While my family are really close, we usually only spend Christmas and Easter together as it’s really hard to get all of us in one house. It’s all well and good going back for just a week, but you really start to learn about each other after a while. We learned that we’re actually all so different and have different aspirations. I remember my mum saying at one point, “It’s really nice to see that we all like each other.”
It was challenging but we all just joined forces. It was the space I haven’t had for years to actually reflect on what I was doing. I cherished having my family so close to me as I think everyone just needed to hold each other so tightly. That said, I had no clue it would cause such a shift within myself. I didn’t know I needed that space, and that I’d been running from it for so many years. All I had to do was just breathe for a little while.
My partner and I would go to a shed in the woods and work from there and we would sleep in a tent out there sometimes. There was so much wildlife and we reconnected with nature and found this space that was just for us, which was so hard for everyone during lockdown. There was no WiFi and no phone signal. I’d try to walk for an hour or two every day. One day I walked 22 kilometres, just listening to audiobooks and taking photos. For the first month or so I was more creative than I’ve ever been. That was such a beautiful experience because I realised that when everything is stripped away, I’m still an artist and I’m still a creative, and I can lean on that.
At the start of lockdown I was reading so much news, but I learned quickly that it doesn’t really help, it just muddies the waters. What the walks provided was that clarity of thought. I’d never reflected more heavily on my career, because it had gone at such a fast pace. I started to journal a lot and think about what I want to say and what stories are really important to me to tell. I suddenly wanted to move slower.
I realized the surroundings and the environment were most conducive to me thriving creatively and I’ve been trying to recreate that sense of serenity post-lockdown. For a recent assignment, I followed a Bakhtiari family in South West Iran on their migration across the Zagros mountains and I really put into practice so many things I had learned during lockdown with my own family.
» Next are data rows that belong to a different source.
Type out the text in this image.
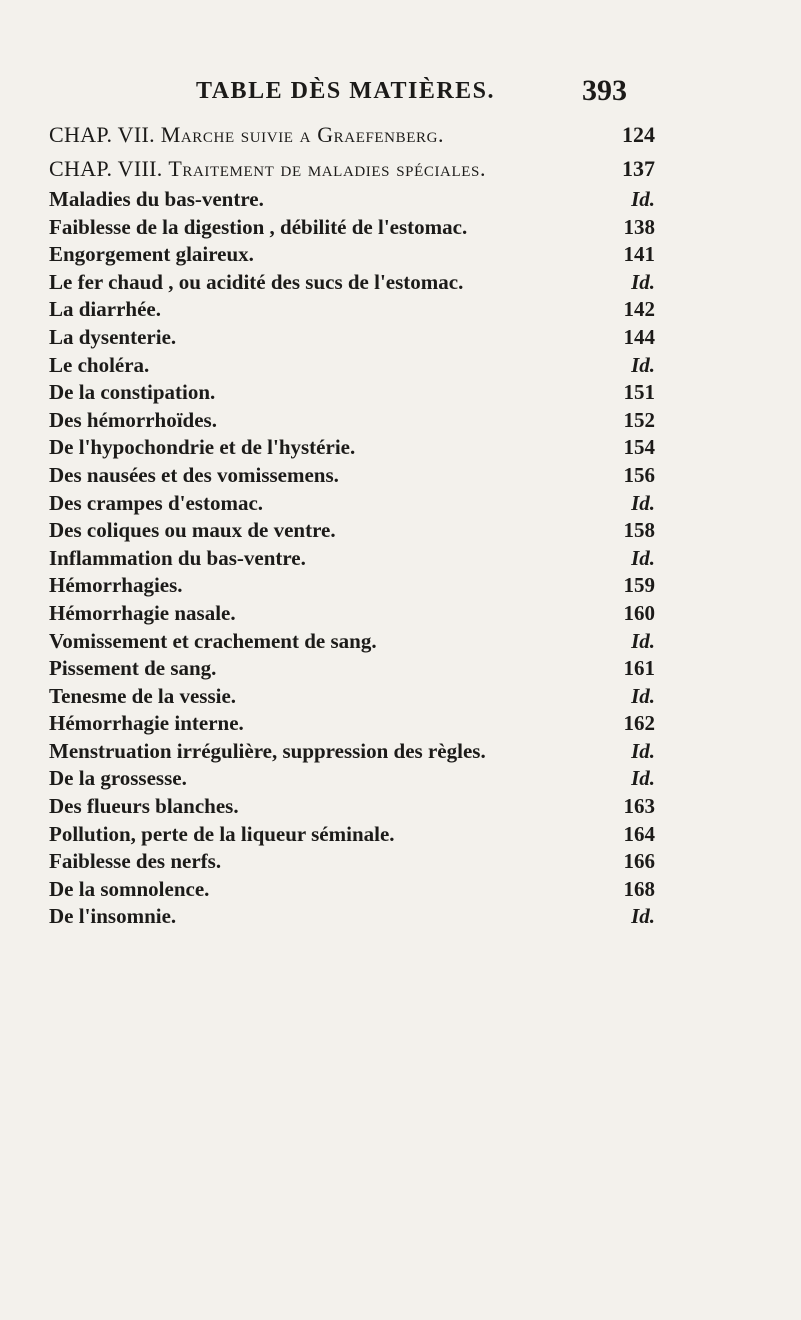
TABLE DÈS MATIÈRES.	393
CHAP. VII. Marche suivie a Graefenberg.	124
CHAP. VIII. Traitement de maladies spéciales.	137
Maladies du bas-ventre.	Id.
Faiblesse de la digestion , débilité de l'estomac.	138
Engorgement glaireux.	141
Le fer chaud , ou acidité des sucs de l'estomac.	Id.
La diarrhée.	142
La dysenterie.	144
Le choléra.	Id.
De la constipation.	151
Des hémorrhoïdes.	152
De l'hypochondrie et de l'hystérie.	154
Des nausées et des vomissemens.	156
Des crampes d'estomac.	Id.
Des coliques ou maux de ventre.	158
Inflammation du bas-ventre.	Id.
Hémorrhagies.	159
Hémorrhagie nasale.	160
Vomissement et crachement de sang.	Id.
Pissement de sang.	161
Tenesme de la vessie.	Id.
Hémorrhagie interne.	162
Menstruation irrégulière, suppression des règles.	Id.
De la grossesse.	Id.
Des flueurs blanches.	163
Pollution, perte de la liqueur séminale.	164
Faiblesse des nerfs.	166
De la somnolence.	168
De l'insomnie.	Id.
It’s the happiest job I’ve ever done and the main reason for that was there was no phone signal of any kind, so I could entirely focus on the subject. It was so strange to have gone from my own family, watching people’s habits and how they communicate with each other over a long period of time and documenting these special moments, to moving in with another family who were going through something so physically challenging.
Many people had told me that the Bakhtiari nomads aren’t particularly affectionate within their families, but I saw them be incredibly intimate and loving, and that can only happen when you take the time to get to know them and let them warm up to you. I’ve really seen that shift in my work since lockdown. There’s more intimacy in it and I can really invest in and put time into stories. I just watched life unfold and kept my camera on me, just as I had done with my own family. I suddenly had so much faith that in time things would happen if I just watched and waited.
I found my place in that family after a week. I really found a home with them. If you’re doing a job for only a few days, there’s a pressure to force that connection and share who you are while listening to them. But spend a longer period of time with people and you don’t have to push yourself on anyone. I left that family completely changed and it was the first time I could see that my work had completely changed, too.